Study for the stage design for “Romeo and Juliet”

And what is tradition? Is there a traditional “Romeo and Juliet” ballet? “Real traditions,” he says after a moment’s thought, “are friendship, solidarity, working together, the existence of tasks that you expect of yourself and others. All these are traditional forms, because that is how we live together. It is a tradition that is practiced, passed on, handed down from one generation to the next, like all the old paintings, like the old folklore, like the old songs. Of course, things change; time changes. And the balance of power changes. It was General Franco in Spain who gave these traditions of the community a religious slant, who wanted to use the power of the church for himself, who invented processions of the estates and liked to see the faithful transfer their devotion to the fascist state. Yes, you can redefine traditions. Even in religion, it’s not about Mary, Christ or the saints, but first of all about very stupid things: an occasion to be allowed to dance, to stomp, to scream, to sing, to express our fear, which comes from the times when we lived in caves with the animals, when it was not about religion, but about survival. Religion was just clever, inventing answers to these imponderables. In this respect, it is no different from what art can do: inventing life.”

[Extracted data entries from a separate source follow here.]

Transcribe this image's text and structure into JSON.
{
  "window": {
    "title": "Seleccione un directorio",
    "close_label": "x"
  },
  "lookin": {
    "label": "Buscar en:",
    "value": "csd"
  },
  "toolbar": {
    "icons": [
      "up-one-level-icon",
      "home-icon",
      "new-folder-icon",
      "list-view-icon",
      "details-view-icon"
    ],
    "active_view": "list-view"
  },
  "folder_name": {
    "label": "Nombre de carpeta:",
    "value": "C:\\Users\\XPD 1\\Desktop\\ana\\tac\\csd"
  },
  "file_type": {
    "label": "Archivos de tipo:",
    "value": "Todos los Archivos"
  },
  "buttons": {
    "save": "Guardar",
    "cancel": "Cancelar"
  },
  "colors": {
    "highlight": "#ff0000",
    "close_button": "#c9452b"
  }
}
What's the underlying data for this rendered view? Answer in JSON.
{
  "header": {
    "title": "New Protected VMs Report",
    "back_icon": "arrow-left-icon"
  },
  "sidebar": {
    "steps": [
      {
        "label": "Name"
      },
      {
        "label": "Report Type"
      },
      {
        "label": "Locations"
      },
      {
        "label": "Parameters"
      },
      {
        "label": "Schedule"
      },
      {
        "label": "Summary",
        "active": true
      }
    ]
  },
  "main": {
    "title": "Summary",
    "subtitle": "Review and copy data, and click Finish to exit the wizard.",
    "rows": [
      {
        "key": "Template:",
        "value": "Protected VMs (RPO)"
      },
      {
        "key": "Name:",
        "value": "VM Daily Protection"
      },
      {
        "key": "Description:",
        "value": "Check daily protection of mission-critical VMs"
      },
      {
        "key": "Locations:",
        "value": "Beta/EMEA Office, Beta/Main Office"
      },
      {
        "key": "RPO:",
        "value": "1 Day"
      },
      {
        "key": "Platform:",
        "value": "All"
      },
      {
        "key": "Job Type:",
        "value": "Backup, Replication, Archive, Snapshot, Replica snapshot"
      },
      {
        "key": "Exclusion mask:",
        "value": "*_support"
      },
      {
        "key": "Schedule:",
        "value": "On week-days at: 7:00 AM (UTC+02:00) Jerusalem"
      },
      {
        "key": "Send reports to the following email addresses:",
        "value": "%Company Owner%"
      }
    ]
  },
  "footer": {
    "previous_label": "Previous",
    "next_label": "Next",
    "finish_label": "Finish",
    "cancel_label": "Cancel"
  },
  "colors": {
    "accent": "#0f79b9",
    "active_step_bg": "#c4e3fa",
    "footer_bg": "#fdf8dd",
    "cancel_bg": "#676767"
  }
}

It’s amazing. Just a moment ago, Marcos Morau was trying to explain how he made his way into the major state theaters as a freelance choreographer. A second later, you see him at the kitchen table, a man who thinks very deeply about his constraints and the causes of constraints, as an artist in search of spaces of possibility. To realize: “It’s impossible: Art is not free. It is very dependent. Not only Franco, but also the Soviet Union used the art of the people, subordinated folklore to ballet in order to unite this multi-ethnic empire. That is why there was support for the arts in the Soviet Union – support for music, ballet, and also for sport. I went to Russia four times before the invasion of Ukraine to perform there with La Veronal. I was always fascinated by how strong folklore is there, so powerful that you get the feeling – as you sometimes do in Spain too – that art has stood still in time, that it is producing a museum effect out of itself: Oh, something like that still exists… you think. It is because of this tradition that politicians in Spain also like to surround themselves with artists – the mayors of Barcelona, Valencia, Madrid. Artists are supposed to support their candidacy so that some of their spirit rubs off on politics… You’re shaking your head?”

“I am shaking my head, yes,” I say, because I see no politics in this world that still cares about art, about the ability of human beings to accumulate anything other than capital. “Exactly – art is not free,” he says and smiles: ”But it is precisely from this lack of freedom that art draws its freedom.”